Struggle cinema
Today: David Roth, an editor and co-owner at Defector.
Issue No. 416
Winning Isn’t Everything
David Roth
HYDRANYM No. 19: Vote!
The Editors
Winning Isn’t Everything
by David Roth
It will be clear that I am not offering a self-care tip by the time you finish reading this sentence, but when things started getting dark for me around the beginning of this year I started watching movies from the 1970s. Film after film in which everyone’s hair looked incredible and the food even in the fanciest restaurants looked like absolute dogshit—ashen but somehow also boiled-looking. New York City was a smear of garish red velvet and gray-black car exhaust and appalling yellow light; long brown sedans jostled and raced through a bleak and crowded smudgescape in which it was plain that there was not one single acceptable cup of coffee to be found. The blocks around Times Square were caked in a damp neon film, but I could still identify what has since become a Shake Shack. The map had been altered and altered again, but the territory just was what it was.
I don’t think I really had anything in particular in mind. I was depressed; a bunch of big things I’d idly or just hopefully thought were permanent had proven not to be; I had believed those things to be load-bearing, which seemed to be the only part I got right. The idea of addressing this problem by applying a thick and smoggy layer of movies in which Gene Hackman appeared to be experiencing indigestion while wearing various hats was not, and could not really have been, a fully reasoned one on my part. It was just what I was up for at the time, mostly. But I think I also wanted to see how bad things had been before—or, more precisely, to be told some stories in which things were very bad, stories in which people wore extravagantly chunky sweaters and furtively spoke on corded phones and got killed and sometimes, somehow, looked as good as Brooke Adams does in the 1978 Invasion Of The Body Snatchers.
I was startled and delighted by how brown and moldy everything looked in The French Connection and by the blue notes of hornball fatalism in The Parallax View and Winter Kills and Night Moves and that Philip Kaufman adaptation of Invasion of the Body Snatchers. None of it really quite aligned with any observable contemporary reality, but even as I watched Warren Beatty, with maybe the most outrageous haircut I’ve ever seen on anyone, buy a plane ticket—with cash—on the damn airplane—in The Parallax View, it never felt entirely unreal. The twin threads of restlessness and hopelessness, the films’ thrumming but abstracted disgust with the hidden and utterly depraved systems against which all these lonesome protagonists smashed themselves, were a reminder that all of these stories had long been unfolding in the country and reality in which I live. Not in the same moment, but in the same place, and along the same beats.
I wouldn’t say that any of it made me “feel better,” but that wasn’t really why I was watching. I was watching because I didn’t want to, or just couldn’t, go to bed, and because I am already paying for a bunch of streaming services, and because I needed to be reminded, in the first dark, brutal days of the second Trump administration, of the grim and dreadful things that, too, had passed. I was trying to convince myself that this moment was not the end that it felt like. There was a story that I had been told for as long as I’d been alive that held that things were getting better, or just moving along an upward trajectory at a pace that would necessarily quicken and slow but which was constant and inexorable. A lot of suburban kids get told this, if not in so many words, and it is an important part of turning them into suburban adults.

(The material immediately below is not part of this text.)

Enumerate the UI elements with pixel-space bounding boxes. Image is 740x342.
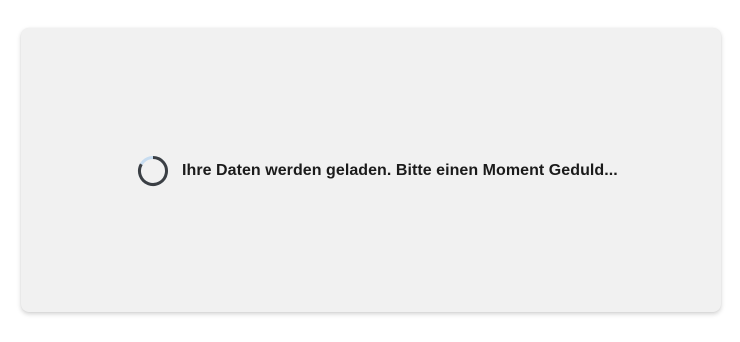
loading-message: Ihre Daten werden geladen. Bitte einen M… [182,162,618,179]
loading-spinner-icon [137,155,169,187]
loading-card: Ihre Daten werden geladen. Bitte einen M… [21,28,721,312]
loading-indicator: Ihre Daten werden geladen. Bitte einen M… [137,154,618,188]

But also I really thought I saw it for a while. Things once misunderstood were being figured out, and once figured out could be used as leverage for figuring out even more things; this was how the line climbed up and to the right, and doing that was just what lines were meant to do. There were compromises, of course, and missteps, a dialectic was at work and there would necessarily be conflict, it was not going to be simple or linear, although look at that line, look where it was going. But also, just on the merits, and considering the prevailing trends and available data…well. Well.